Every major trend is moving dramatically in the right direction for cloud gaming:

  • Bandwidth is getting faster (50%/year), cheaper and more highly penetrated.
    • In homes, offices, via wires, Wi-Fi and mobile.
    • LTE is fast and prevalent enough to deliver the service well.
    • With faster speeds comes lower latency and higher quality
  • Thin clients that can’t run big games are multiplying in people’s lives:
    • Tablets, TV-connected devices (e.g. Amazon’s Fire TV & HDMI sticks)
    • TV’s themselves (OnLive is integrated with several)
    • Chromebooks & thin Windows laptops such as the HP Stream
    • 3/15 introduction of the Intel Compute Stick for ≈$150
    • Game controllers emerging for Android and iOS devices (e.g.

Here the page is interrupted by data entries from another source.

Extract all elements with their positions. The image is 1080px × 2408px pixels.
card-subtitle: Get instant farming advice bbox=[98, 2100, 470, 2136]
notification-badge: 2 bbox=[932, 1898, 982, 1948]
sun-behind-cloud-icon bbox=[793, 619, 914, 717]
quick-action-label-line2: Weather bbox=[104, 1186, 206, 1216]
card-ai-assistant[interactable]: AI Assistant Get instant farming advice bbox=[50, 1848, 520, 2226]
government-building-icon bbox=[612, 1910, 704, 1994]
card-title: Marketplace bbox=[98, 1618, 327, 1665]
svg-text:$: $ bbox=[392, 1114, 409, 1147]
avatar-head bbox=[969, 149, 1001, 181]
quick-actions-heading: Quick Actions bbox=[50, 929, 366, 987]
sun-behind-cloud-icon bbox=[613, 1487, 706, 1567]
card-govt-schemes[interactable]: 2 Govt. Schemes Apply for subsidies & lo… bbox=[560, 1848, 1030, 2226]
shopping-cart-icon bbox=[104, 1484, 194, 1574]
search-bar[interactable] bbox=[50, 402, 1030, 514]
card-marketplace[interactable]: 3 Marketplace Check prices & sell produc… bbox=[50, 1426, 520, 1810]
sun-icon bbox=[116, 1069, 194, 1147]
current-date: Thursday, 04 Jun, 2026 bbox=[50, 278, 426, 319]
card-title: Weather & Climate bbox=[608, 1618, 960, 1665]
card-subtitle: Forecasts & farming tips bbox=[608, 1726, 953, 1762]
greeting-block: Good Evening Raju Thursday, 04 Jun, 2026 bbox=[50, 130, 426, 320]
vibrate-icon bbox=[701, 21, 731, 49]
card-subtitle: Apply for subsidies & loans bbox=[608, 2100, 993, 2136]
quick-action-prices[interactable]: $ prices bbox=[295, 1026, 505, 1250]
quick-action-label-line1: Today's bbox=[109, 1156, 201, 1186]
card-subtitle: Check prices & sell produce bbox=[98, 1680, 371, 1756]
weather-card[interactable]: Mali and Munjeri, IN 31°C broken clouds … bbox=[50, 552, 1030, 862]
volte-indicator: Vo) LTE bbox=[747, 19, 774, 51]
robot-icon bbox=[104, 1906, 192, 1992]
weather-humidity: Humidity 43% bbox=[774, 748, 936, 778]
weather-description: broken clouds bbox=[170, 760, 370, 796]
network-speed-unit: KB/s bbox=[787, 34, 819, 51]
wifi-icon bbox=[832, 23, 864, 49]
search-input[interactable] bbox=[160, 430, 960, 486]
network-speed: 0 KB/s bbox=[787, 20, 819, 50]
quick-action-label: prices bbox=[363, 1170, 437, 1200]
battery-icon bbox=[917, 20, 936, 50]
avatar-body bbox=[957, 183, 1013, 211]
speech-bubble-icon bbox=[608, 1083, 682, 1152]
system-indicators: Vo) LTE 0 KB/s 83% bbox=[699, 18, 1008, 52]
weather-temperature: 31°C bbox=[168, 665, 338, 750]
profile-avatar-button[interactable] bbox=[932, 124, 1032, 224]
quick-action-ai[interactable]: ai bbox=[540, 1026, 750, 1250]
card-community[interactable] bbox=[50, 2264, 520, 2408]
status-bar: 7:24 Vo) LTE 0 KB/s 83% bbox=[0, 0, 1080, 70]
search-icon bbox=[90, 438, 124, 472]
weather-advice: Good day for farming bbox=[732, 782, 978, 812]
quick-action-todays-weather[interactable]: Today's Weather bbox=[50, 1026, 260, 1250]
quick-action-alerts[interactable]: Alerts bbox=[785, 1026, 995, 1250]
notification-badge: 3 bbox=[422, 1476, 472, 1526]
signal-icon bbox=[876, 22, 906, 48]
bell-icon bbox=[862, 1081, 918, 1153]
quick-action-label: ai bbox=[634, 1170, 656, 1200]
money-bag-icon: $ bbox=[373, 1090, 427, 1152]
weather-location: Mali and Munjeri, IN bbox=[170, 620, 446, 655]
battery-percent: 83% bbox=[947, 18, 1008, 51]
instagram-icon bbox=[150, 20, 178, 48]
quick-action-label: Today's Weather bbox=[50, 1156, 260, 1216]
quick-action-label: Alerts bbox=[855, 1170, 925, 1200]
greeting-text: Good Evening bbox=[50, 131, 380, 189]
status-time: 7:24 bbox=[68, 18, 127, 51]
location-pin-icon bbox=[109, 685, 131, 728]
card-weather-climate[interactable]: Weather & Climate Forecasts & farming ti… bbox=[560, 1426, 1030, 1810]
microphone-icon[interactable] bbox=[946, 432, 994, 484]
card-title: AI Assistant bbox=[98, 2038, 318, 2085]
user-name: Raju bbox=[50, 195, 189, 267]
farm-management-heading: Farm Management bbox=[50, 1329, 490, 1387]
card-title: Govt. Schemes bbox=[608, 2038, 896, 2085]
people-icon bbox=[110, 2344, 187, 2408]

Wikipad).
    • Games are getting bigger each year, so harder to fit many on RAM-based laptops or other platforms that are gaining share.
  • PC Sales are declining, so PC games need other means of delivery
  • Server technologies are advancing, reducing costs and improving quality
    • GPU virtualization is just becoming available

OnLive has also radically improved its technology and business:

  • All lines of business have positive gross margins for paying customers.
  • Over 70% of free trials convert to paying customers.
  • The time (and therefore cost) to on-board and test applications has gone from weeks to hours.
  • Added MMO’s that monetize in ways that don’t require revenue splits.

OnLive’s cloud gaming has inherent advantages over traditional modes of play:

  • No waiting for downloads. Instant play.
  • Works across wide range of platforms with consistent user experience
  • Platforms never need upgrading
  • No risk of piracy
  • Unlike home platforms, there is no limit to the amount of computing power that can be brought to bear in the cloud to create new experiences.

OnLive’s platform can run Windows applications remotely from a wide range of clients. This is a similar capability as Amazon’s AppStream, but we deliver it at lower cost, lower latency and with better performance at lower bandwidth while tolerating more packet loss. The ability to deliver any application to any platform is a big deal.

OnLive has 144 patents issued or allowed, with another 135 pending (as of 3/15). Many of these are fundamental and are a result of OnLive having pioneered this area.

Reliably delivering OnLive’s service over the open internet without interruption for over 4 years is the result of tremendous talent and dedication on the part of many brilliant minds. The innovation continues.